Trump is viewed — by his most loyal supporters and even by those who may not support him but don’t loathe him — as a sort of rock star. (The President’s reference to his Orlando crowd as never before seen outside of rock concerts was almost assuredly accidental — but telling nonetheless.) The ardor and commitment of those who stand beside Trump is the envy of any politician looking to keep his base behind him. And the reverence they express for Trump — buying his MAGA hats, making homemade T-shirts with his face plastered on them, the guy with the “wall” suit — is the sort of stuff that get-out-the-vote experts salivate over.

That anecdotal energy is reflected in polling, too. Trump’s job approval rating among Republicans in the latest Gallup monthly tracking poll was 89% — and it hasn’t been lower than 80% since December 2017. While Trump’s overall job approval number was just 43% in the latest CNN poll this month, when you included only those registered voters who described themselves as “very enthusiastic” about the coming election, 48% approved of the job the incumbent was doing while 50% disapproved — a far closer split.

It’s important to remember that prior to being President — or even running for president — Trump had woven himself into the cultural fabric.

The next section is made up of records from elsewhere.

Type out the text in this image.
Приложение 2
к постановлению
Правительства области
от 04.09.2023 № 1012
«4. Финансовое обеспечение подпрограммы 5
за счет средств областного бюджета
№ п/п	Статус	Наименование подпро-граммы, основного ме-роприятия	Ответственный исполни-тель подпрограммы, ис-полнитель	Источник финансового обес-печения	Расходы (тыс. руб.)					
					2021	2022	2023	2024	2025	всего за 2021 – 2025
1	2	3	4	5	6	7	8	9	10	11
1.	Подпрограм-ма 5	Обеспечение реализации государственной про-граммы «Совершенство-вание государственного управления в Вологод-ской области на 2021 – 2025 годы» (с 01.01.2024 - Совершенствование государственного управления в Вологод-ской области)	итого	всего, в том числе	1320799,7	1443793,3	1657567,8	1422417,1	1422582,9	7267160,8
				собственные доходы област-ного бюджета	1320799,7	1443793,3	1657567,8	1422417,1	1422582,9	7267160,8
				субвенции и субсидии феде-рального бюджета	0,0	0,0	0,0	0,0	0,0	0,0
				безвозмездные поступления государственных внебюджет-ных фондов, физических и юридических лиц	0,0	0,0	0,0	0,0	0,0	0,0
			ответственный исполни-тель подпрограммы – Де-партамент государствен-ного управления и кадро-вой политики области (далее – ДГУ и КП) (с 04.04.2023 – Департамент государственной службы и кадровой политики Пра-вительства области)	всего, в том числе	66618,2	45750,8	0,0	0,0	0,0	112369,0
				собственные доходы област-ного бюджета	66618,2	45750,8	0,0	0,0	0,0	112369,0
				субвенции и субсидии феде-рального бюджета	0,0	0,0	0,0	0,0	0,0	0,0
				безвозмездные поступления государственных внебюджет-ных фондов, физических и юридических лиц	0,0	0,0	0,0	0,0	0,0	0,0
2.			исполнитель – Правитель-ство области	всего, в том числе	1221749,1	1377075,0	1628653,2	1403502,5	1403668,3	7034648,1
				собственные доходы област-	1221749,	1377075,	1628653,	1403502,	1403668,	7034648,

Whether through cameos in movies (“Little Rascals,” “Home Alone 2”), his reality TV shows or a steady stream of personal life rumors in gossip rags, Trump was someone known across the country — and really, across the world. And for a not-small subset of people Trump represented aspirational wealth — a man who had succeeded so much that he could do and say whatever he wanted, all while living in the lap of luxury.

At the start of his presidential bid, many of the people who turned out were there to see a celebrity, not a politician. They figured that Trump probably had no chance but still wanted to see if he would sign their dog-eared copy of the “The Art of the Deal.” Trump won many of them over with his performative nature and his passel of promises about how he could fix everything.

While many of those promises haven’t yet come true — the wall along the southern border is not completed, for example — lots of Americans who still support Trump don’t really care because they voted for a celebrity and that’s exactly what they got. They don’t hold him to the same standards they hold other politicians because they don’t see him as a politician; they see him as a rock star.

A majority of the country does not hold that view. Trump’s job approval rating has never been above 50% since his presidency began — the only chief executive in modern political history to claim that ignominious mantle. And no matter how Trump is viewed by his supporters, it doesn’t change the fact that he is viewed with equal but opposite dislike by much of the Democratic base.

In fact, that reality may be Democrats’ best turnout tool come 2020. They may not have a candidate who can match Trump’s celebrity, but Trump’s celebrity could be the thing that drives Democratic voters to the polls — to cast a ballot against him and all they believe he represents.